On its face the Green performance in BC was little different in 2013 from 2009. The Green share of the popular vote actually declined slightly from 8.21 % in 2009 to 8.13 % in 2013. Nevertheless, the Greens and most observers saw the election result as a triumph because they elected their first member to the legislature, Andrew Weaver in Oak Bay-Gordon Head.
Andrew Weaver - Oak Bay-Gordon Head
The question arises then: what impact did the absence of strategic voting on the part of Green voters potentially have on the election outcome. I ran a number of scenarios to analyze this. Scenario one: if we absolutely take away all Green votes and give them to the NDP while leaving Conservative votes in place the NDP would have won 46 seats to the Liberals 38 (the actual result was Liberal 49/ NDP 35). This suggests a purely hypothetical maximum for the NDP in 2013 but is not realistic.
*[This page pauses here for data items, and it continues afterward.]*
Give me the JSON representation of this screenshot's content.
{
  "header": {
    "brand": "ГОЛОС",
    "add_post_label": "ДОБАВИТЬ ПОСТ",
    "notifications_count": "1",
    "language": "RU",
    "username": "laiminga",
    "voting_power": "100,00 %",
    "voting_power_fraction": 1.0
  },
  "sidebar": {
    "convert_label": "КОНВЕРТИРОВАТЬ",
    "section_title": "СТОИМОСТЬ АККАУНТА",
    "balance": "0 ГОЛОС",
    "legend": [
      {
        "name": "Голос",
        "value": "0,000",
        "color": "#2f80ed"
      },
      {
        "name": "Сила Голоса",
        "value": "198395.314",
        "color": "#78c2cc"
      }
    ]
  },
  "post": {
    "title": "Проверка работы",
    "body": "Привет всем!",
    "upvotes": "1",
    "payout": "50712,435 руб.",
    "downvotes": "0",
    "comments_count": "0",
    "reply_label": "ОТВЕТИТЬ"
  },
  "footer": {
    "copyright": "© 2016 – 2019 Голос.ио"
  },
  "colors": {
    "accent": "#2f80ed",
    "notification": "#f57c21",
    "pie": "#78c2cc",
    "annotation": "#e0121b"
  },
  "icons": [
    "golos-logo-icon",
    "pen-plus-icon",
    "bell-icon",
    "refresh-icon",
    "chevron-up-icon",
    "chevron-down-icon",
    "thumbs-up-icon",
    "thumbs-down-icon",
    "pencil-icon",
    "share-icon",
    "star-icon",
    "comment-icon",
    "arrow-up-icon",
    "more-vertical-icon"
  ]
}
A more realistic way of looking at the potential of strategic voting is Scenario two: take one third of Green votes and deliver them to the NDP, as it is highly likely that only a minority of partisans would vote strategically. In this scenario the Liberals would have led the NDP 45 seats to 39 compared to the actual (in this scenario the Green seat goes NDP). If we add as a parallel shift one third of Conservative votes to the Liberals the margin increases to 47-37. These are hypothetical projections, but it is clear that Green voting combined with the flawed polling did not cost the NDP the election. The failures of their campaign accomplished that.
There was some evidence of strategic voting by BC Conservative voters. Early in the campaign, the party was at 11 to 13 % in the polls (without forgetting their doubtful accuracy) and had been over 20% during part of 2012. The attack ads aimed at the NDP by the BC Liberals no doubt had an impact in bringing these voters home (most were previous BC Liberal voters). The Conservatives ended up with just 4.8% overall (they averaged 7.3% in ridings where they had a candidate).
Strategic voting potential, however, was there. TC heard anecdotal evidence of a willingness on the part of some Green supporters to switch to the NDP. Would the Greens have finished closer to 8% if there was a context to motivate strategic voting? The question will remain unanswered.
Perhaps better described as tactical voting, this type of second choice voting is a fact of life in Canada and likely to be of increasing consequence in future elections, providing polling companies can do a better job of measuring vote intentions.
SMALL ADDENDUM: One observation I made in looking at Green voting is that in general Green and NDP support overlap geographically: both parties are strongest on the coast, Vancouver Island and the lower mainland.